J.K. Rowling to publish first novel for adults
It was recently announced that famed Harry Potter author was turning her literary sights on an older market with a new novel, this one geared toward adults, perhaps the readers of Harry Potter who were children upon the massively successful series' publication.

Initial details are scarce on the new book. It is known that J.K. has inked a deal with Little, Brown Book Group ... which I must admit I find an odd name for a publisher. 

J.K. said of the new book: 

"Although I've enjoyed writing it every bit as much, my next book will be very different to the Harry Potter series, which has been published so brilliantly by Bloomsbury and my other publishers around the world. The freedom to explore new territory is a gift that Harry's success has brought me, and with that new territory it seemed a logical progression to have a new publisher. I am delighted to have a second publishing home in Little, Brown, and a publishing team that will be a great partner in this new phase of my writing life."

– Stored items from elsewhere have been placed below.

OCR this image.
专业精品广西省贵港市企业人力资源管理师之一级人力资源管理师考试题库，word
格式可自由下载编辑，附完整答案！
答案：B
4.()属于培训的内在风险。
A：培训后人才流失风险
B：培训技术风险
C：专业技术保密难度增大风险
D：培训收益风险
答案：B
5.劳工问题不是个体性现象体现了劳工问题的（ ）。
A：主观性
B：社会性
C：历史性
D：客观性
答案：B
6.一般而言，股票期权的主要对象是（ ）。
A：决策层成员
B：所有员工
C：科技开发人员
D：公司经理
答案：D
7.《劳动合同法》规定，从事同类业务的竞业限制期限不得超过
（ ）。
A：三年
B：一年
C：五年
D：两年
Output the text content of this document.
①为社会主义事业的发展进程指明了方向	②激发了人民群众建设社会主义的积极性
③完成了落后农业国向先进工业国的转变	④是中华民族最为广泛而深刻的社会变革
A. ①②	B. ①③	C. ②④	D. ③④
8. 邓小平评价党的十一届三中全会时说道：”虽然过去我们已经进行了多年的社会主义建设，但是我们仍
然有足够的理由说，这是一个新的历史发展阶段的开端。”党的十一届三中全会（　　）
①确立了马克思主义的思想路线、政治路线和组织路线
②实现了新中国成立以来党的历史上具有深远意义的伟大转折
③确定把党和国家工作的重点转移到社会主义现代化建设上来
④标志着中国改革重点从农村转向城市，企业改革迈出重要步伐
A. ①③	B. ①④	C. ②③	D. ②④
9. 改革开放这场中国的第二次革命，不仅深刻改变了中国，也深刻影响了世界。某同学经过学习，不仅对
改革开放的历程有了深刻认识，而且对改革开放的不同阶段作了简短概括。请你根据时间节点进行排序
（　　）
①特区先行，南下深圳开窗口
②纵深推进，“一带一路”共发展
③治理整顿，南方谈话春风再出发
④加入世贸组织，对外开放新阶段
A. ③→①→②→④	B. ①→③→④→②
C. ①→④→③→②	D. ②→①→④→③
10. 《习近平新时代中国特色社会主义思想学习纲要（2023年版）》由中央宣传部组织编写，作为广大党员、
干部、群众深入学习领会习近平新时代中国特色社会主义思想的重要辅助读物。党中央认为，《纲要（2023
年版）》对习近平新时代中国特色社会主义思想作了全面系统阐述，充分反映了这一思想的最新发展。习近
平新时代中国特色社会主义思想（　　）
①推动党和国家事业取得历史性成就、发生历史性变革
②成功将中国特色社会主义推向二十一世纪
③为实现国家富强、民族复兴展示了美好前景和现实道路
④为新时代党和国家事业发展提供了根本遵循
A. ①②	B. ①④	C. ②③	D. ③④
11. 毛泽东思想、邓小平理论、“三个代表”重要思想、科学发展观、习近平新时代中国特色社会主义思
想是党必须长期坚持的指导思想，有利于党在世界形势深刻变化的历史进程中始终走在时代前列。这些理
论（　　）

I admit mild curiosity where this venture will take the famous author, but I wonder how she is going to tackle her first, 'novel for adults'. As talented as a writer as she is, her vivid imagination, and her solid storytelling, I was always left scratching my head when people reference her wondrous talent and the development as a series. 

I disagree. Her writing improved ... but I would be hard pressed to say that it developed. In the final installments of the series, the books took a turn for the darker, but the subject matter was handled in a haphazard and oddly childish manner. In my opinion, the characters suffered from developmental retardation. For example, Ron progressively became dumber and Hermione more nagging, and that is merely a superficial observation. 

Really, it boils down to a feeling that no matter how 'dark' the series became and how many characters she killed off, the Harry Potter books retained an undeniable childlike naivety in their dealings with adult themes. 

Personally, I felt that D.J. MacHale's Pendragon series was far superior in every regard. It's a shame that he didn't receive the same literary prestige bestowed upon Mrs. Rowling, and I wait with mild reservation to see if she can elevate her writing in this new endeavor.